Tuesday, 07 May, 2019
So much more than mopping the floors for hospital’s domestic team

In the latest in our series of looking behind the curtain of our local NHS, we meet Val Armstrong, domestic assistant for Northumbria Healthcare NHS Foundation.

From mopping and buffing floors to giving patients a cup of tea, there is more to being a domestic than you may think.

Working, not only behind the scenes, but in full view, domestics ensure hospitals across Northumberland and North Tyneside provide a clean and hygienic environment for staff, patients and visitors alike.

Val has worked as a domestic at Wansbeck General Hospital for 24 years.

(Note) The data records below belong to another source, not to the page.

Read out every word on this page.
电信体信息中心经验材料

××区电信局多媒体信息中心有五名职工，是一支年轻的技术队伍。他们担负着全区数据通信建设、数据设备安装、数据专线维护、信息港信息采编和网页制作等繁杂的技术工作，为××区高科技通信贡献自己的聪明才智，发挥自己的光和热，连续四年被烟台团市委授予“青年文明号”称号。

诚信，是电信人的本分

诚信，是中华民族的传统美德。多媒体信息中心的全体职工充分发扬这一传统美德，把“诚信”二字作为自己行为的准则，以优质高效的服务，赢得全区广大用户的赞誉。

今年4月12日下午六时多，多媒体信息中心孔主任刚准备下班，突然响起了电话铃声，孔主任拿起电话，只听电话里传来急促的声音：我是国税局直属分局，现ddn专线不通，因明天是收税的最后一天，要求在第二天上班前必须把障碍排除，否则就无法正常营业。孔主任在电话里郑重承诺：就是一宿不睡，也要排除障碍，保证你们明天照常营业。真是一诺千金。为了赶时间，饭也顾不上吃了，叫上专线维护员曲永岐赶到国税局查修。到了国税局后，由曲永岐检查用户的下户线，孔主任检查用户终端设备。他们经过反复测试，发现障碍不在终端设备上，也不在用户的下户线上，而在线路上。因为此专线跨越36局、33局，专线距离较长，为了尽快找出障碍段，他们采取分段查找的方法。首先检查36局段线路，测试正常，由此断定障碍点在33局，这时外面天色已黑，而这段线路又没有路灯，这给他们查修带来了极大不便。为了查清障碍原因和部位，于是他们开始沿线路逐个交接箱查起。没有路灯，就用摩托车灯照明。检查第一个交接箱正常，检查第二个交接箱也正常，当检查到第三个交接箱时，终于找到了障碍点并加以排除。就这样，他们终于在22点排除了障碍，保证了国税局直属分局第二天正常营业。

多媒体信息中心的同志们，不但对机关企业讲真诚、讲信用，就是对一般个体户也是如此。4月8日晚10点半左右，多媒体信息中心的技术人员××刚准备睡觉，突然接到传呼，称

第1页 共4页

In 1996, having three young children, and being recently married, she took on the job to bring an additional income into the family home.

“I came to work in the NHS by chance and stayed,” said Val.

“I feel like I know Wansbeck hospital like the back of my hand now. I’ve worked on many wards within the hospital, but I’m mainly responsible for making sure the treatment rooms in the endoscopy department are spotless – I’ve done this for the past 22 years.

“Each member of the team has their own area to focus on but we all chip in together to get the job done when needs be.”

Northumbria Healthcare has 411 domestic staff with 98 based at Wansbeck alone.

Val said: “On a typical day I start work at 6.45am and scrub the treatment rooms to make sure they are thoroughly cleaned and prepared for the nurses coming at 8am to set up their medical equipment.”

However, there is no ‘typical day’ for the domestic team at Wansbeck.

“You never know who or what is going to come through the door and you have to be prepared at any given time. When we have cases of norovirus, for example, we are extremely busy cleaning and disinfecting the wards to stop the spread of infection.”

But, cleaning is only part of what Val and the team do.

“As domestics we are almost always in public view and get the chance to speak with many of the patients who come into the hospital. We bring them cups of tea and biscuits and even get to have a chat with them. It really lifts their spirits – and ours. It’s a really rewarding part of my job.

“Some of the patients see us a number of times a day and comment that we never stop – and do you know what? We never will.”